I would change the disciplinary rules. There are two practices in Washington, the big-time and the small-time. The big-time firms that represent big corporations are disciplined by their clients. The small-timers are over-disciplined. The Professional Rules no longer fit and there is an unfairness about it all.

Despite all the vicissitudes of modern professional life, which unique traditions and hallmarks of Washington legal practice do you expect to endure over the next decades, or perhaps even the next century?

The Washington practice, as I have said, is big-firm practice with non-equity partners, contract partners, partners in name only, partners who have nothing to do with the way the firm is run. All of this has the stamp of "who gets the business runs the firm."
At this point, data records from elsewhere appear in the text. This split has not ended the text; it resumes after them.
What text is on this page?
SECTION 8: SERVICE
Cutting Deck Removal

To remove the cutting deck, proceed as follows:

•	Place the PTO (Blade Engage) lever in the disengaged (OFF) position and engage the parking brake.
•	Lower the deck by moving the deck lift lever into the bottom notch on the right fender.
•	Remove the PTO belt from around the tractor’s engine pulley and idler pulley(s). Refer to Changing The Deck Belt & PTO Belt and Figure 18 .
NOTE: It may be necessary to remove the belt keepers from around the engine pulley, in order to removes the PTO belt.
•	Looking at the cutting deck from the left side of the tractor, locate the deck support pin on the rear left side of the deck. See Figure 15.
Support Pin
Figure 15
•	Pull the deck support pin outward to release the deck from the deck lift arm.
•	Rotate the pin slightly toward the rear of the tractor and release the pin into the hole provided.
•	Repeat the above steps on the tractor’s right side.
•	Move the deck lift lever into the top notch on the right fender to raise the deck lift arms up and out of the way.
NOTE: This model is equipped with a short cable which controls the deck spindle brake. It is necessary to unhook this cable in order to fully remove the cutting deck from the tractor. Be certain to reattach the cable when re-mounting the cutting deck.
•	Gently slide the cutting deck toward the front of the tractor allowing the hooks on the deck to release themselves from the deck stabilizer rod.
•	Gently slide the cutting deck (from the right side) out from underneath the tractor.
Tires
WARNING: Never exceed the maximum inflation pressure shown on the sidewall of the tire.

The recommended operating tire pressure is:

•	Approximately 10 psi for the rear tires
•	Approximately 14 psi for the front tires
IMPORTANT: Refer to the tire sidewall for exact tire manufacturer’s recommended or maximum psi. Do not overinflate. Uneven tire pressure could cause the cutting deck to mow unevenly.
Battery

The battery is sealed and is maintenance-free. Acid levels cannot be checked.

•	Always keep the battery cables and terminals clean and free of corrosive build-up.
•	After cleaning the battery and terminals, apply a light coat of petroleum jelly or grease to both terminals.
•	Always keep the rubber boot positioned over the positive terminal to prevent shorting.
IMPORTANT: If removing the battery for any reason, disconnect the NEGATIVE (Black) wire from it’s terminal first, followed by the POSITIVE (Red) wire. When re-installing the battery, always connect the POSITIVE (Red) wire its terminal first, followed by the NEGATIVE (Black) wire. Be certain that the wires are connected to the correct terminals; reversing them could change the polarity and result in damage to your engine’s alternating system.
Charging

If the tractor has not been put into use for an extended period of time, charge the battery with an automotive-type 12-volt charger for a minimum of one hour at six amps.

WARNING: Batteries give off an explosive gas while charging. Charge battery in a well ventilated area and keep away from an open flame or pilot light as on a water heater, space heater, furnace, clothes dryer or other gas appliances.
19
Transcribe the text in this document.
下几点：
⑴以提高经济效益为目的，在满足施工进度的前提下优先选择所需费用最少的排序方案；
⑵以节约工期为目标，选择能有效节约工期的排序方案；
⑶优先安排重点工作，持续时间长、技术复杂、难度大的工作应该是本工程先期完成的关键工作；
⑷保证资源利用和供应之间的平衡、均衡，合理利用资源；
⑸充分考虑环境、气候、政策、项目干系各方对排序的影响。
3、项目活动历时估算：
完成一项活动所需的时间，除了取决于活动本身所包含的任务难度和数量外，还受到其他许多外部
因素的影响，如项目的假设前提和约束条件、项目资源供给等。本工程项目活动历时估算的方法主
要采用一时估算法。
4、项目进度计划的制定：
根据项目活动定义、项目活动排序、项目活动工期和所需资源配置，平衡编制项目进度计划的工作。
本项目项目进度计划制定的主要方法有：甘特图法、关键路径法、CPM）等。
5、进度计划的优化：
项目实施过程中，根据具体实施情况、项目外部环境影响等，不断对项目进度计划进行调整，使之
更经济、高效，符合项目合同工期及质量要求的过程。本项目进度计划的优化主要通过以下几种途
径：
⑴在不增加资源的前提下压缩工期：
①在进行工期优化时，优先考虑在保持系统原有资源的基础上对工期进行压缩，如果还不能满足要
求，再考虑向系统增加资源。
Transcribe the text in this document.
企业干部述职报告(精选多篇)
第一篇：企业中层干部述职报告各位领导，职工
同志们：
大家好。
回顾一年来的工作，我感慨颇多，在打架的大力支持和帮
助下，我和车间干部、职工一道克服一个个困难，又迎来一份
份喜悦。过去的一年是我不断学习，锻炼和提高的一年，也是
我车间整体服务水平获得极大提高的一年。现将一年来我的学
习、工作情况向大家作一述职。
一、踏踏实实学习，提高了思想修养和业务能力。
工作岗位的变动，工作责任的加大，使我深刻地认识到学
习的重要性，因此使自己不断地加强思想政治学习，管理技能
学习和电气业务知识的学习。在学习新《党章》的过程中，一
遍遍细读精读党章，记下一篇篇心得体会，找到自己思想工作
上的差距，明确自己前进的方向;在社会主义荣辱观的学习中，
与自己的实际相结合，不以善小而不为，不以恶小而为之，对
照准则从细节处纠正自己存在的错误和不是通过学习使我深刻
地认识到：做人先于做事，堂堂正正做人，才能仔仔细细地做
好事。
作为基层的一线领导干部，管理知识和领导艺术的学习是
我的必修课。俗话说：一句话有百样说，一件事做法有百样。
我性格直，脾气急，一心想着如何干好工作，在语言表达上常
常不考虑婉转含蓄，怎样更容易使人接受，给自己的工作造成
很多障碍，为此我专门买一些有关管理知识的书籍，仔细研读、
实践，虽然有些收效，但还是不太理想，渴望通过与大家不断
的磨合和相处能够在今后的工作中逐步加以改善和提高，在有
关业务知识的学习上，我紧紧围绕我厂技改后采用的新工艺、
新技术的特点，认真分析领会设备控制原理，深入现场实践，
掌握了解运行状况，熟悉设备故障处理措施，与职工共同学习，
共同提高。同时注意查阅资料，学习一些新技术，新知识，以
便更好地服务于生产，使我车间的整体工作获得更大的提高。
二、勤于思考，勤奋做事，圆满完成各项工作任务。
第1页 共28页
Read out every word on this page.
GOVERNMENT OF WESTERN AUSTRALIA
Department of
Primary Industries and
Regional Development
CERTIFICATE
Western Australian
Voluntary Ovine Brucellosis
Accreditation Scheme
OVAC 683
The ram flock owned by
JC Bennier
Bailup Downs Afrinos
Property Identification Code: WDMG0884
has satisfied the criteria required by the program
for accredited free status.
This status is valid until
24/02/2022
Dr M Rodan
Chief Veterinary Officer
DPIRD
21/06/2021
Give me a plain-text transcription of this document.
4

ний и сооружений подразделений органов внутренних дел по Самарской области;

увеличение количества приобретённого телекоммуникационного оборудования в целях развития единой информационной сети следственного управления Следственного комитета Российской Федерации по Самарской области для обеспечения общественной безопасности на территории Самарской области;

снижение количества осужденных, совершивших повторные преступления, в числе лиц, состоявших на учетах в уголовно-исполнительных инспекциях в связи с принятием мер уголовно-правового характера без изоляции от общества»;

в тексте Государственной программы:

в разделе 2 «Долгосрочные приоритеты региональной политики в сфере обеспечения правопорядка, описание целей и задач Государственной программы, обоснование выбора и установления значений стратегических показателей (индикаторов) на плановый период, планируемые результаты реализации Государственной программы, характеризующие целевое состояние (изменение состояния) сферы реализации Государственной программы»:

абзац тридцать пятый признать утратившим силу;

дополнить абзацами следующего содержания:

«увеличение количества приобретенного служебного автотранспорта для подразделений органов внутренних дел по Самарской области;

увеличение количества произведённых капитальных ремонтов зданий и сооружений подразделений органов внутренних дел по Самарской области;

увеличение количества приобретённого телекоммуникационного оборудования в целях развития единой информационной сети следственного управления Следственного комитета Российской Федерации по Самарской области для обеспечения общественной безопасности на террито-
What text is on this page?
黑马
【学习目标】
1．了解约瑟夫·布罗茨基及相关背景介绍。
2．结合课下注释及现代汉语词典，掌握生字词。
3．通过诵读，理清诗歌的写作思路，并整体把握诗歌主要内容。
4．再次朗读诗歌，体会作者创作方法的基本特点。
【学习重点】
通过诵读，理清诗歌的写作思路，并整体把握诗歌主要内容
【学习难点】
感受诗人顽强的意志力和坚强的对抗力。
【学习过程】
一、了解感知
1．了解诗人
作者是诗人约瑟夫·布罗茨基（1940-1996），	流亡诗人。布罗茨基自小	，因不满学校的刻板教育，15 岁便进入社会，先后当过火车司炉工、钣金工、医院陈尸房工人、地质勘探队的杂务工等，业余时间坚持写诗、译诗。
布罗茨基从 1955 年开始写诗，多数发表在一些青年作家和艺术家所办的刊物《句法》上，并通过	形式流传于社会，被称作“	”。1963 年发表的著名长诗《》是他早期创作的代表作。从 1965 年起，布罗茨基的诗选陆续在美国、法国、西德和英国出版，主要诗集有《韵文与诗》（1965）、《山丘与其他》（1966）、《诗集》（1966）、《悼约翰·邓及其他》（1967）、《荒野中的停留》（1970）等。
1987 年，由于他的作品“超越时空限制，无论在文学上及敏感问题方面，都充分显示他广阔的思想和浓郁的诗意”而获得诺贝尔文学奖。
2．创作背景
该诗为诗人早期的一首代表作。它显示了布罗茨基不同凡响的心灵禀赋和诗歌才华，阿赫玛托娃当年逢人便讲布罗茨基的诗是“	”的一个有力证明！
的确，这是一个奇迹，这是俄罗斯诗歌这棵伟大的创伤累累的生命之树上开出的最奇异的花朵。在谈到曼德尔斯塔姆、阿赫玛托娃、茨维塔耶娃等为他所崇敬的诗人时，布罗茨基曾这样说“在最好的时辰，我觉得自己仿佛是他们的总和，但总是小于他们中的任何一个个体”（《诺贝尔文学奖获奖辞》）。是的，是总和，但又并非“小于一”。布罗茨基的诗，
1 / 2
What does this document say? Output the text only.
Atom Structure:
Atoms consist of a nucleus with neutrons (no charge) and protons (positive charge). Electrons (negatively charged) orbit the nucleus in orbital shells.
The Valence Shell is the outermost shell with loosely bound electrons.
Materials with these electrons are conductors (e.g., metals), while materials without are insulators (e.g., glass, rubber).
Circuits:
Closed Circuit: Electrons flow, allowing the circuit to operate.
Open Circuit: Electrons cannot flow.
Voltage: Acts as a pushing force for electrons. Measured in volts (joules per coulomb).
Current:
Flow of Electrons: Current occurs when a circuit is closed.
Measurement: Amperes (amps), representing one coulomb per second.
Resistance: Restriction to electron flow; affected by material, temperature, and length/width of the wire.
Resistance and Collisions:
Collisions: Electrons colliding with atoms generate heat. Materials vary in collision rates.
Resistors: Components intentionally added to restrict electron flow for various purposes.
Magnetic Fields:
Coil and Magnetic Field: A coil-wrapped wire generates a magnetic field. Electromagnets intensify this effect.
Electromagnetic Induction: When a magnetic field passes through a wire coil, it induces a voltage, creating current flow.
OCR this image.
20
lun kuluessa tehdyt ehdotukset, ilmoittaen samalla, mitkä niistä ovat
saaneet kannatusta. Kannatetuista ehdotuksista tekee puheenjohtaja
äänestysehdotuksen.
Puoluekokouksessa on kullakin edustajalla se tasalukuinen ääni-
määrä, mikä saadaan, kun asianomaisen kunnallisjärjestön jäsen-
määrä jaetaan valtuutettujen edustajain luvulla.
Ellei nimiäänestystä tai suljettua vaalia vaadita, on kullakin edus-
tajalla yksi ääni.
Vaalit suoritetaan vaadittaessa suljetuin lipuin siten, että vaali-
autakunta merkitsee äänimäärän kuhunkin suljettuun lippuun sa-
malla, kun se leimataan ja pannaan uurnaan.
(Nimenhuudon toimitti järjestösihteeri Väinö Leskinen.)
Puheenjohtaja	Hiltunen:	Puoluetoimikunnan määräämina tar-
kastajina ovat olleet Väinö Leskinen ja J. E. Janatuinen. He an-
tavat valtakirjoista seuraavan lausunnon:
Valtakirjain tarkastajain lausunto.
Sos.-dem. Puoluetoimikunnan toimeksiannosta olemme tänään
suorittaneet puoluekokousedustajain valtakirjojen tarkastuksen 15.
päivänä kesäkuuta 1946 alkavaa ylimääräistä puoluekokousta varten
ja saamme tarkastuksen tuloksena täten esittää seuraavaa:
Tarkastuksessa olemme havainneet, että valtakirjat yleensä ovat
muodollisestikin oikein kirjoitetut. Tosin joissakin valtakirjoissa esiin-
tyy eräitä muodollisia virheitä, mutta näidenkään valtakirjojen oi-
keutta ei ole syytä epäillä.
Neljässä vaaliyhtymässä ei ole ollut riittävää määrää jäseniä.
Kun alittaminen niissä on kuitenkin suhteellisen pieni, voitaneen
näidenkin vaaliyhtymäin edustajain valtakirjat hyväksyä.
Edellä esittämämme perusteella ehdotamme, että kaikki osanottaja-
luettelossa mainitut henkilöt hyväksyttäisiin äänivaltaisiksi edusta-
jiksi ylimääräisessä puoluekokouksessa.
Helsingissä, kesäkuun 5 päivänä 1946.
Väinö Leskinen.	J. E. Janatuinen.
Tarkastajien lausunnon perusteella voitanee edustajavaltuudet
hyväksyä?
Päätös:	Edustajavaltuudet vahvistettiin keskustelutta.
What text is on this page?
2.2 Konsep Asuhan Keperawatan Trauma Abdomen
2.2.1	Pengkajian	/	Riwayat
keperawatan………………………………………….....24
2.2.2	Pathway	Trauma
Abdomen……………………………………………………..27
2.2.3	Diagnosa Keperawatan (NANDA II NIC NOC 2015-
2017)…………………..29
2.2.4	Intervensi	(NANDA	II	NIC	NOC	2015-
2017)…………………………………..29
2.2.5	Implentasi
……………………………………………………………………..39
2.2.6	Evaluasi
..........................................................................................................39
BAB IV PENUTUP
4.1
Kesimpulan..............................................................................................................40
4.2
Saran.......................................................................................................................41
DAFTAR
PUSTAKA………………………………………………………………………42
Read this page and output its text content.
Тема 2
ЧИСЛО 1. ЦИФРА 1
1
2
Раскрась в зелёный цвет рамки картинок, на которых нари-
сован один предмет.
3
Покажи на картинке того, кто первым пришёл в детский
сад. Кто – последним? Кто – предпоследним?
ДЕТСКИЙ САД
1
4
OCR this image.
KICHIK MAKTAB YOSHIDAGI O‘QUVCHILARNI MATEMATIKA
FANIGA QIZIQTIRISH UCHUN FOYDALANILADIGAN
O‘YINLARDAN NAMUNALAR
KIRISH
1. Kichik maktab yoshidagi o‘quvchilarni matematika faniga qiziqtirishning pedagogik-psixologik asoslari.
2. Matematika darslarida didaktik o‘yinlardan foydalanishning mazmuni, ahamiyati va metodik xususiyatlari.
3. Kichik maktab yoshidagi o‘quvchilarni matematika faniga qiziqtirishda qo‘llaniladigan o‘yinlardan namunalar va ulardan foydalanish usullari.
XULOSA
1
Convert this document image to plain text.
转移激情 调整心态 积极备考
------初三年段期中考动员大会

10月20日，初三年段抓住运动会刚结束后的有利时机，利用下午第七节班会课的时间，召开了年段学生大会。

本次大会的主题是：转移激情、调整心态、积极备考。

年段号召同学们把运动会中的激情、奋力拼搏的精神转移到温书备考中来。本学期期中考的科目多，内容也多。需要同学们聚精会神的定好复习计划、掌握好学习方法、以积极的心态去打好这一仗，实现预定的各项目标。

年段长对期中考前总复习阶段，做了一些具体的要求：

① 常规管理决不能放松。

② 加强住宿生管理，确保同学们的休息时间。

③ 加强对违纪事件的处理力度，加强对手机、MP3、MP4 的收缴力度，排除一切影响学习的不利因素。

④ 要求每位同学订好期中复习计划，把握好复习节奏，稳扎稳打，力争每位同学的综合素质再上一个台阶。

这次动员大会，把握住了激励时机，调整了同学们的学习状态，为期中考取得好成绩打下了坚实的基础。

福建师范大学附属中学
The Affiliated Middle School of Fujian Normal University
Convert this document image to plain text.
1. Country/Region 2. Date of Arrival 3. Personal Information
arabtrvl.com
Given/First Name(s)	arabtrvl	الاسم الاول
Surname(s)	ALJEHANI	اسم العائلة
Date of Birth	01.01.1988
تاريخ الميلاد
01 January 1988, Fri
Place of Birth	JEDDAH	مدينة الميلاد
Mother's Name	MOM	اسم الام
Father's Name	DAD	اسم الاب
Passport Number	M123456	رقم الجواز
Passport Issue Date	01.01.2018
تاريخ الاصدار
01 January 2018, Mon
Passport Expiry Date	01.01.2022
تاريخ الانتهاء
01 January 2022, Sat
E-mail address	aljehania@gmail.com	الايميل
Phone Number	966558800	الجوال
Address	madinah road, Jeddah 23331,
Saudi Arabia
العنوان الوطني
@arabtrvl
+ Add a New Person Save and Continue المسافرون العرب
In light of your experience as an independent counsel appointed to investigate Attorney General Ed Meese during the Reagan administration, how would you describe and judge the "independent counsel era" (1978-1999)? Also, do you believe that the demise of the independent-counsel statute was a good thing or a bad thing generally for the country, and specifically for Washington legal practice and traditions?

I think the concept is good but it has proved to be unworkable. The independent counsel has too much power and if he or she keeps the investigation going over six months, he or she becomes a political figure himself or herself. The independent counsels have gotten caught up in the patter that goes from Alger Hiss to Richard Nixon/Watergate to Clinton and now to Libby. There will be more perjury and politics if the Democrats get the House or the Senate.

You have been a defense attorney in some of the greatest scandals in twentieth-century Washington – Watergate and the Clinton impeachment. In both situations, your low-key approach was credited with saving your clients. How did your style in these instances compare with that of lawyers when you started out in practice? More generally, would you characterize yourself as a "traditional" Washington lawyer?

Style? I suppose style is a matter of style. It can be good in many versions. I have been shy about getting involved with the media. I was told by my elders that if you live by the press you will die by the press. Some lawyers use the media to enhance their popularity and it gets them clients. I might add here that several of the independent counsels hired press agents.

I would like to be able to appear in court as Gregory Peck did, and the lawyers in the English courtroom cases – the lawyer in the recent version of The Winslow Boy – but it cannot be done.

To conclude, what advice would you give respectively to law students, to new lawyers, and to established lawyers?

Behave yourself and find a way to get new business.

Mr. Stein was interviewed by Peter C. Hansen.



© Peter C. Hansen, The Legal History Project.